On May 18, 2018, Bleau pled guilty under 18 U.S.C. §§ 2252A(a)(2)(A), (a)(5)(B), (b)(1), and (b)(2) and was sentenced to 78-months of imprisonment, and a 15-year term of supervised release. On appeal, Bleau argued that the sentence of imprisonment was substantively unreasonable, and that the lower court procedurally erred in two regards. With respect to procedural reasonableness, the defendant argued that the district court should have declined to apply a two-level reduction pursuant to § 2G2.2(b)(1)—which allows for a two-level reduction in offense level “if the defendant’s ‘conduct was limited to the receipt or solicitation of material involving the sexual exploitation of a minor’ and the defendant ‘did not intend to traffic in, or distribute such material.’” The defendant also argued that it was error for the district court to have applied a four-level enhancement pursuant to § 2G2.2(b)(4)—which “imposes a four-level enhancement if, inter alia, the offense involved material that portrays ‘sadistic or masochistic conduct or other depictions of violence.’”

The Second Circuit disagreed and upheld the sentence as reasonable.

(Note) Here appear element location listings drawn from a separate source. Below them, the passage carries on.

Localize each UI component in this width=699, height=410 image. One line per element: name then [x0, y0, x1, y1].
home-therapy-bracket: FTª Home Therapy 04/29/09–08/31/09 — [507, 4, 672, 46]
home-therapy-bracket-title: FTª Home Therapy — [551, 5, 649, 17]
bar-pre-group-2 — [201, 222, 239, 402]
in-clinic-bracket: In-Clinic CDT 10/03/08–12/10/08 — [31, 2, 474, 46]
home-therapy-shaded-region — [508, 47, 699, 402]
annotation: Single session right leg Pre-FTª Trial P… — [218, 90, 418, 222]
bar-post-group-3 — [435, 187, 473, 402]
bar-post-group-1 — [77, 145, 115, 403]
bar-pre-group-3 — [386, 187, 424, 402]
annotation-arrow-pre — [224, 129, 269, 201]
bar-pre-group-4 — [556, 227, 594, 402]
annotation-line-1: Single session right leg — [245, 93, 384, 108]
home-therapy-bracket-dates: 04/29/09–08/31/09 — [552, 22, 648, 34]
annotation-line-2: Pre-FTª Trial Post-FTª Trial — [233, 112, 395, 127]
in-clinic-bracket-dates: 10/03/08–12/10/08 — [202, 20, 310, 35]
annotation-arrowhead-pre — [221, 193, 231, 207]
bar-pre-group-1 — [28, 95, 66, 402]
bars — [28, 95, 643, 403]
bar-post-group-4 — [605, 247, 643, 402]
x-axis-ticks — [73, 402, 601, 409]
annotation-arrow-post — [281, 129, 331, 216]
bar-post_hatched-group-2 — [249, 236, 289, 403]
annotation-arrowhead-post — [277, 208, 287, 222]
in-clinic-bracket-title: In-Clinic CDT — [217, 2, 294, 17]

It found the sentence substantively reasonable because it fell below the Sentencing Guidelines and was “just 18-months” above the mandatory minimum. Nor was it error for the district court to consider Bleau’s social isolation, a factor pertinent to his likelihood of reoffending. The Second Circuit also found the sentence procedurally reasonable on the ground that (1) Bleau’s conduct was “indisputably related to the transfer and distribution of child pornography” so he was not eligible for the two-level reduction under § 2G2.2(b)(1); and (2) the district court’s finding that the material of which Bleau was in possession portrayed sadistic or excessively cruel conduct because it depicted activity that would cause mental harm to a minor was not “clearly erroneous.” In so deciding, the Second Circuit held that the four-level enhancement pursuant to § 2G2.2(b)(4) covers depictions of mental, and not just physical, cruelty.

Though the Court upheld Bleau’s sentence of imprisonment, it remanded for further consideration of a special condition of his 15-year term of supervised release—that Bleau would be prohibited from having any direct contact with minors without first obtaining permission from his probation officer. While the Court noted that “there may be reasonable arguments to support the imposition of this special condition,” it found any indication of those reasons lacking in the record. Accordingly, the Second Circuit remanded for the district court to articulate its reasons for imposing the special condition or to modify the sentence to eliminate that special condition. In this regard, the Circuit continued its recent practice of monitoring closely the imposition of special conditions of supervised release to make sure that they are appropriate and grounded in the record of the case. See United States v. Betts (alcohol ban); United States v. Washington (polygraph condition); United States v. Eaglin (internet use ban).